I am willing to believe that scenarios can be conjured up that have hypothetical home users burning through terabytes of data legally. However, I do not believe that these scenarios are widespread, nor do I believe that with the current state of content distribution on the Internet, that such a volume of data is related to legal (i.e. non copyright-infringing, non-pirated) material. The scenario where terabytes of data monthly are downloaded by residential users overwhelmingly involves illegitimate use.

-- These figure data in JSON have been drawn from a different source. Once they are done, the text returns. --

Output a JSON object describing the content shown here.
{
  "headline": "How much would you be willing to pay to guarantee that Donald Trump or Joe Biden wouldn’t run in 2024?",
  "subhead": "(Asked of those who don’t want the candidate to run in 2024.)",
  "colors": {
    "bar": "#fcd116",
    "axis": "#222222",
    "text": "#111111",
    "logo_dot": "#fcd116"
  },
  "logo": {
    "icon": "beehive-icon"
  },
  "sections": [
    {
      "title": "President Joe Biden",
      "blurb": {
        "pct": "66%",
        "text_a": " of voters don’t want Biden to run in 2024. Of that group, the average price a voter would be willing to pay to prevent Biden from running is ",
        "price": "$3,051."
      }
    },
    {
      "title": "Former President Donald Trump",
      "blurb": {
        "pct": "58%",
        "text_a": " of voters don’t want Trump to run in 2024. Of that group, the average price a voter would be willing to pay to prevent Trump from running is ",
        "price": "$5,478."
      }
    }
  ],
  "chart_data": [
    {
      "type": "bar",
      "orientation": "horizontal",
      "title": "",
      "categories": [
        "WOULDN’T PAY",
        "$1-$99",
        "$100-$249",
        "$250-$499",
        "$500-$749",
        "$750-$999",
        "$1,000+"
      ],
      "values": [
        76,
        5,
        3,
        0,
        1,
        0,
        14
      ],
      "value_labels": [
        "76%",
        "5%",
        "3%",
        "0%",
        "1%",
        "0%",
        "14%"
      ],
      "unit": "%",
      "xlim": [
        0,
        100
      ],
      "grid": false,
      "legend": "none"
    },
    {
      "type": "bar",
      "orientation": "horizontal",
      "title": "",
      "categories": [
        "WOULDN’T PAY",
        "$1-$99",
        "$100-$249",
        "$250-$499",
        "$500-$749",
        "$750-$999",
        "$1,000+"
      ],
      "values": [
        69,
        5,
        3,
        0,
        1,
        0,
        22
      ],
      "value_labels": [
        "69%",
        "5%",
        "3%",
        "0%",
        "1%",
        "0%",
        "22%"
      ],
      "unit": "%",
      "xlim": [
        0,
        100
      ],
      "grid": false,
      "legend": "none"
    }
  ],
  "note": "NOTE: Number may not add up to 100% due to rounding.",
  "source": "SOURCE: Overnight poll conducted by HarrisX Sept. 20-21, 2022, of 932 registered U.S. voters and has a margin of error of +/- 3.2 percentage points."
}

It is almost at the point where we have to recognize that the individuals who do engage in this behaviour are outliers, that this is not normal usage and that it does reflect addictive behaviour i.e.a compulsion to acquire. My recommendation to ISPs is to charge according to the load on the network from such users e.g. dedicated bandwidth charge - they will pay proportionally more than normal users, essentially because they have to.

19

gvinpin

Sun 12/09/2010 - 06:07

People with no imagination...
My mum does not speak English and I download a lot of TV shows, news etc. from our country of origin. It is legal in that country.

20

angry @ internode

Sat 18/09/2010 - 18:57

Thanks Simon Hackett and Internode for the slap in the face to a loyal 3yo customer on ADSL2, paying $80pm for 30G on the Tweed exchange, because you would rather give customers on your already existing DSLAMS rather than pay the cost to install new ones. Great business sense yeah. You guys sure need a kick up the backside and l hope the TIO gives you one. It's disgusting.